Investigators called them "ready-made victims"–the six men killed and six others gravely injured at the end of a night of robberies in southern Georgia. They were mostly migrant workers who scraped by working long hours in cotton fields and on peanut farms. Other immigrants had been robbed before in the area–in a string of assaults stretching back for months.
But while bats and a gun did the damage to their bodies, the legal hurdles facing undocumented immigrants made them the perfect targets.
Since most undocumented immigrants are unable to obtain the paperwork necessary to open a bank account, they are more likely to carry their wages in cash. And the robbers may have been counting on the fact that undocumented immigrants are less likely to report being the victims of a crime–for fear of being deported. Nevertheless, police say that racism wasn’t a factor in the crimes.

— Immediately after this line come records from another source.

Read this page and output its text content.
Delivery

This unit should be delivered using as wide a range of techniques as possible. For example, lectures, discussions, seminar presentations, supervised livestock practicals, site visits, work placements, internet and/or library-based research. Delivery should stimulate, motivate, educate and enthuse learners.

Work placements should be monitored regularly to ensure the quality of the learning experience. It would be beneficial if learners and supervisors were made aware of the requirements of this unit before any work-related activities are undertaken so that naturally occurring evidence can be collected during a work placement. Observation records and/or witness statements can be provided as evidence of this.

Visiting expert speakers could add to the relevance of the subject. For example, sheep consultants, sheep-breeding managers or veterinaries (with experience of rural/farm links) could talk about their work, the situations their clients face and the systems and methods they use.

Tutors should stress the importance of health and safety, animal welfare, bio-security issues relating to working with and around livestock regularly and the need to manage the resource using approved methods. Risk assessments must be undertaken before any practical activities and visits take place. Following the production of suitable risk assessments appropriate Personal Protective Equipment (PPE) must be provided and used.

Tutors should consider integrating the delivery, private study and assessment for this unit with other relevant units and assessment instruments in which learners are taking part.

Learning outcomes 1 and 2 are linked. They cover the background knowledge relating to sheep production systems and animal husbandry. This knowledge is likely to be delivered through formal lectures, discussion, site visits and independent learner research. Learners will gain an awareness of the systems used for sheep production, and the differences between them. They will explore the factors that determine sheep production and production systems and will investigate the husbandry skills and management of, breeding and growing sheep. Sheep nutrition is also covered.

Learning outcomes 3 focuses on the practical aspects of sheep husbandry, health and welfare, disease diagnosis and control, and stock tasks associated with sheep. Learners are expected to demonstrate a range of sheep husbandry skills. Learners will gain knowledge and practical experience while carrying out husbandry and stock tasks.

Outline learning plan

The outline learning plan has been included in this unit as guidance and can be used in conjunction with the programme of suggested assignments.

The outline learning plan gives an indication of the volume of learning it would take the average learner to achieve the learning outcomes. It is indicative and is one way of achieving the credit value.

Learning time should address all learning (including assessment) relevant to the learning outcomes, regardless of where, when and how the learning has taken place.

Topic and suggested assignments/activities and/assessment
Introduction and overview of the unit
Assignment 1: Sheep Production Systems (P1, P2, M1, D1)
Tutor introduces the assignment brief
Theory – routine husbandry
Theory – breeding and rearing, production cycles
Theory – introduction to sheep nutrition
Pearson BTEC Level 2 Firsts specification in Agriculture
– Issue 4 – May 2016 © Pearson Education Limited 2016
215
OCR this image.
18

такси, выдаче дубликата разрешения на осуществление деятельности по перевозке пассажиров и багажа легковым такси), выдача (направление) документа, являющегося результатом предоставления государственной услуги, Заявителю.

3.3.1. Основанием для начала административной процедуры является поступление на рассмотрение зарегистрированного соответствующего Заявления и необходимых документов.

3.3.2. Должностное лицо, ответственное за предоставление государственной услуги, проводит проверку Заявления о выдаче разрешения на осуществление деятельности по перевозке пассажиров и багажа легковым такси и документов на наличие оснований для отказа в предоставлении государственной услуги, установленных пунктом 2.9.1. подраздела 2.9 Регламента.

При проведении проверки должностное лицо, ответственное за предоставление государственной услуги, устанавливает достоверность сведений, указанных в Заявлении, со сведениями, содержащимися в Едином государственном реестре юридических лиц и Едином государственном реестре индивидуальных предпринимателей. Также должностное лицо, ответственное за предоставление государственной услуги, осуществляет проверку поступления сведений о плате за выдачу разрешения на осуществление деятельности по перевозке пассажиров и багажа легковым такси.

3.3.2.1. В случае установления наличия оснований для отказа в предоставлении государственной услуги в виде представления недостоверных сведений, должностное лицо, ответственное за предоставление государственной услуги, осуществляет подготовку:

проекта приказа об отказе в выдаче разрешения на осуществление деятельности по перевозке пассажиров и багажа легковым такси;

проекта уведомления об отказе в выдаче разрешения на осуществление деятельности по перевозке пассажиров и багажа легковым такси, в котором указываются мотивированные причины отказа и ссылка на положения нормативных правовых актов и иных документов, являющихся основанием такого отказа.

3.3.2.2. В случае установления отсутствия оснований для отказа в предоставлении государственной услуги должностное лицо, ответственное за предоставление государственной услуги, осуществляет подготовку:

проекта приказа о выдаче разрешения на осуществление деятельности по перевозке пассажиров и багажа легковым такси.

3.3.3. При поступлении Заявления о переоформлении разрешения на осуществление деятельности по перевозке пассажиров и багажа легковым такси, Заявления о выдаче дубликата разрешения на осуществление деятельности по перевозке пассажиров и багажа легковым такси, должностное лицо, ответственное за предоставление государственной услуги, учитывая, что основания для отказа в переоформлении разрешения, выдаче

These are all elements in a larger picture of injustice and inequality. Undocumented Latino immigrants remain largely segregated in a low-paying workforce that is open to exploitation in some of the nation’s most dangerous and degrading jobs–the meat industry, construction, janitorial and other service industries.
The same right-wing myths continue to be recycled–that undocumented immigrants are too "lazy" to go through legal channels to get a green card; that the border is being "overrun"; and that immigrants "steal" jobs from native-born workers.
The truth, however, is that immigrants face tremendous hurdles in applying for status as legal immigrants. Currently, the wait for an employment-based green card is more than five years on average.
The U.S. border with Mexico isn’t "overrun"–just 1 percent of all crossings are unauthorized. Both documented and undocumented immigrants are a tremendous boost to the economy in the form of federal, state and local taxes–while they are increasingly denied access to social services like Medicare and food stamps.
While undocumented immigrants in particular take on many of the most dangerous jobs in society, their wages are often far below that other workers. And contrary to the stereotype of undocumented migrants as single males with little education, a Pew Hispanic Center study recently found that most of the unauthorized immigrant population lives in families, and that one-quarter has at least some college education.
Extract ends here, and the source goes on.